- Born: 2 October 1939 Kudus, Semarang Residency, Dutch East Indies
- Died: 19 March 2026 (aged 86) Singapore
- Education: Diponegoro University
- Occupations: Co-owner of Djarum, BCA and Como 1907
- Known for: Owner of BCA; Founder of Polytron;
- Children: 4
- Father: Oei Wie Gwan
- Relatives: Robert Budi Hartono (brother)

Chinese name
- Traditional Chinese: 黃輝祥
- Simplified Chinese: 黄辉祥
- Hanyu Pinyin: Huáng Huīxiáng
- Hokkien POJ: Ûiⁿ Hui Siông

= Michael Bambang Hartono =

Indonesian businessman (1939–2026)

Michael Bambang Hartono (2 October 1939 – 19 March 2026) was an Indonesian billionaire heir and businessman.

Along with his brother, Robert Budi, he co-owned the kretek (clove cigarette) manufacturer Djarum, which they inherited from their father Oei Wie Gwan upon his death in 1963. Growing the business to a large conglomerate including Bank Central Asia, electronics, plantations and various properties, they became the richest people in the country with Michael himself having had a net worth of $25.1 billion as of December 2024.

==Early life==
Michael Hartono was born on 2 October 1939, in the town of Kudus, in Central Java. His father, Oei Wie Gwan, had purchased a small kretek cigarette factory called Djarum Gramophon (lit: Gramophone needle) in April 1951, and renamed it to just Djarum. In 1963, however, the factory burned down and shortly thereafter Oie Wie died, leaving Michael and his younger brother Robert Budi Hartono to inherit the factory.

After completing his high school in Kudus, Hartono studied at the faculty of economics and business at Diponegoro University starting in 1959, but returned to Kudus upon his father's death.

==Career==
Djarum grew under the two brothers, making its first export in 1972 and introducing new products. Today, the cigarette brand is one of the largest in Indonesia, with a 19 percent market share in 2012. As the cigarette business continued to grow, the group began expanding to other fields, founding an electronics brand Polytron in 1975. The group also expanded into businesses like palm oil, papermaking, and communication towers.

Starting their entry into the banking business through Haga Bank and Hagakita Bank, the brothers under the Mauritius-registered corporation FarIndo Investments in a consortium with Farallon Capital took over 51.15% of Bank Central Asia in 2002, defeating other bidders despite making a lower offer. While initially only holding less than a 10% stake in the consortium, Djarum held a 92.18% stake in the consortium by 2006, though the Haga and Hagakita Banks were sold to Rabobank. After a Rp 3.45 trillion deal with UBS in 2010, the brothers controlled a majority of the company's shares.

The shares were transferred to an Indonesian holding company PT Dwimuria Investama Andalan in 2016 during a tax amnesty program. As of September 2017, the company was jointly held by Michael and Robert, and possessed a 54.94% stake in BCA.

Aside from the aforementioned businesses, the Djarum group also controls several shopping malls and buildings in Jakarta, including Grand Indonesia, Hotel Indonesia, and BCA Tower.

According to Forbes, Hartono had a net worth of $25.1 billion, as of December 2024, rendering him the 76th richest person in the world at the time. He and his brother – who was also listed slightly ahead of him on the list at 69th – were named as the richest Indonesians in 2017, the 9th year in a row they were listed as such.

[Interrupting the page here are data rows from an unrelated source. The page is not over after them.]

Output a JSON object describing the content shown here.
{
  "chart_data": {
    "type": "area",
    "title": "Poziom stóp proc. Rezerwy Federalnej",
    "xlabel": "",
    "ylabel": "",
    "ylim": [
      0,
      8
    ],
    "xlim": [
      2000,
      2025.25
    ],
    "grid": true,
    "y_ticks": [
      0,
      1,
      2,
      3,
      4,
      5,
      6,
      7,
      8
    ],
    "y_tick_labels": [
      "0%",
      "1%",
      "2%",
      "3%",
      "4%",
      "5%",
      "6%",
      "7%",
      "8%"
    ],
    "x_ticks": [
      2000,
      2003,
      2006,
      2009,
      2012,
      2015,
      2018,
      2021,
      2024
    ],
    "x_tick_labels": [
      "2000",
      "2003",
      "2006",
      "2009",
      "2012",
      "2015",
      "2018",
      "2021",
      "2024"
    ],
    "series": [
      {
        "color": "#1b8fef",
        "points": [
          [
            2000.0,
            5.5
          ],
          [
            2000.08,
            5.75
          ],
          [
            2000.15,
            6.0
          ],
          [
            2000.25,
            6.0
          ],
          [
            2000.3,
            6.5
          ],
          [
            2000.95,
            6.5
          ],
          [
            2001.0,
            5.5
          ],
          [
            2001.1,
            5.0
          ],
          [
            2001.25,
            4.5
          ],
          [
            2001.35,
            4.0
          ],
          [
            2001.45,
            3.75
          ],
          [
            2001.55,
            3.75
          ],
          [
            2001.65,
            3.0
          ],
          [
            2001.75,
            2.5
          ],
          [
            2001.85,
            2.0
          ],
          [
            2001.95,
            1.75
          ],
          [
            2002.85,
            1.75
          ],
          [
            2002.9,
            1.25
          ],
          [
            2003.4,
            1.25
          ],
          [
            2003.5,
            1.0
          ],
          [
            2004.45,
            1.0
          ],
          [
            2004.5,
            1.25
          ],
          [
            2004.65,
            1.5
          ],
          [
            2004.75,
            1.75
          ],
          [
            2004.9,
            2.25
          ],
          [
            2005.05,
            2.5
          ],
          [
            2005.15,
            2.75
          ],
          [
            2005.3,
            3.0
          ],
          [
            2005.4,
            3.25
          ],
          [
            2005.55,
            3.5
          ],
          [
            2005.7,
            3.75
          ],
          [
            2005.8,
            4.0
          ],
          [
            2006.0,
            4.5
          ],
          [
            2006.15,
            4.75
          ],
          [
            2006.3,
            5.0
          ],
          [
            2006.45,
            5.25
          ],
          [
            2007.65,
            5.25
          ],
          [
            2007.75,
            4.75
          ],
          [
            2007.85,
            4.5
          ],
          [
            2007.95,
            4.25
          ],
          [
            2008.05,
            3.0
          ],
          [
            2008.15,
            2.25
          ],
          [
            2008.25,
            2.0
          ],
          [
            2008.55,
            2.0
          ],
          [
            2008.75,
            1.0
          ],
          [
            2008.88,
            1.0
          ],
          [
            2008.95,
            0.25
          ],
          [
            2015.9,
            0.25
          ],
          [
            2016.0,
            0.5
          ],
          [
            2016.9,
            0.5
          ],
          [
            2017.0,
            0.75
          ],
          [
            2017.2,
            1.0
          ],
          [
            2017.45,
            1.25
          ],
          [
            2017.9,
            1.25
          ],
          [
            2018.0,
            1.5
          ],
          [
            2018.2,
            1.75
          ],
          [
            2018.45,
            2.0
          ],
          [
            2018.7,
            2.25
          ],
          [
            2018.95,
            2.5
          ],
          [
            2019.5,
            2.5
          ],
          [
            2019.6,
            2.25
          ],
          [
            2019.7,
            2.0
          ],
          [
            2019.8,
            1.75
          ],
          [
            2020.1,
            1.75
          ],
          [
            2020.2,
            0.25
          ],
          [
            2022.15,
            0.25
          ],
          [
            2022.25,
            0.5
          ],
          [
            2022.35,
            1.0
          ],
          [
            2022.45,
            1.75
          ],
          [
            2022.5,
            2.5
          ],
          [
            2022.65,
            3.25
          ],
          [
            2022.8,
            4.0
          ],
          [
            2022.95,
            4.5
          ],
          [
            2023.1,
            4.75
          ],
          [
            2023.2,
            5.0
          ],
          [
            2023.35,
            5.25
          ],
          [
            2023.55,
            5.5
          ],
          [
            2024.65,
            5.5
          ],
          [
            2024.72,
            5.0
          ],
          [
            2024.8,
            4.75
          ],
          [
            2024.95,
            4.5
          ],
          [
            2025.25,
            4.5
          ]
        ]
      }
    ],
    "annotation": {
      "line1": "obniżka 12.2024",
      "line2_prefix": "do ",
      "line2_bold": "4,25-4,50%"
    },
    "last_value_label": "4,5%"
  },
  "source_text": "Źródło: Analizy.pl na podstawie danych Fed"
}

The company is also active in internet ventures, controlling e-commerce website Blibli.com and Kaskus, one of Indonesia's largest online communities.

==Personal life==
Hartono lived in Kudus, Indonesia, and was married to Ikawati Budiarto. The couple had four children.

===Bridge===
Bambang was a bridge player. In an interview, he said that "bridge is how you train yourself in making good decisions and risk-taking" and that his uncle introduced him to the game during the Japanese occupation of Indonesia. A major supporter of the sport in the country and president of the South East Asia Bridge Federation, he received an award from the World Bridge Federation in 2017 for his support in making bridge a category in the Asian Games.

He represented Indonesia at the Asian Games 2018 in bridge, winning a bronze medal with his team at the Supermixed team event hence making him the oldest Indonesian Asian Games medal winner. He was the oldest athlete in the Indonesian contingent, though several other non-Indonesian bridge players were older. He had also participated in other competitions abroad, in one case self-admittedly falling asleep during a finals match due to drinking wine beforehand.

Hartono was part of the Indonesian teams which won bronze medals in the 2008 World Bridge Games in Beijing, the 2009 World Team Championships in São Paulo, and the 2010 World Series Championships in Philadelphia.

===Death===
Bambang died in Singapore on 19 March 2026, at the age of 86. He had previously suffered from chronic obstructive pulmonary disease and had a heart attack. He was buried on 25 March in Rembang, Central Java, at his family's cemetery.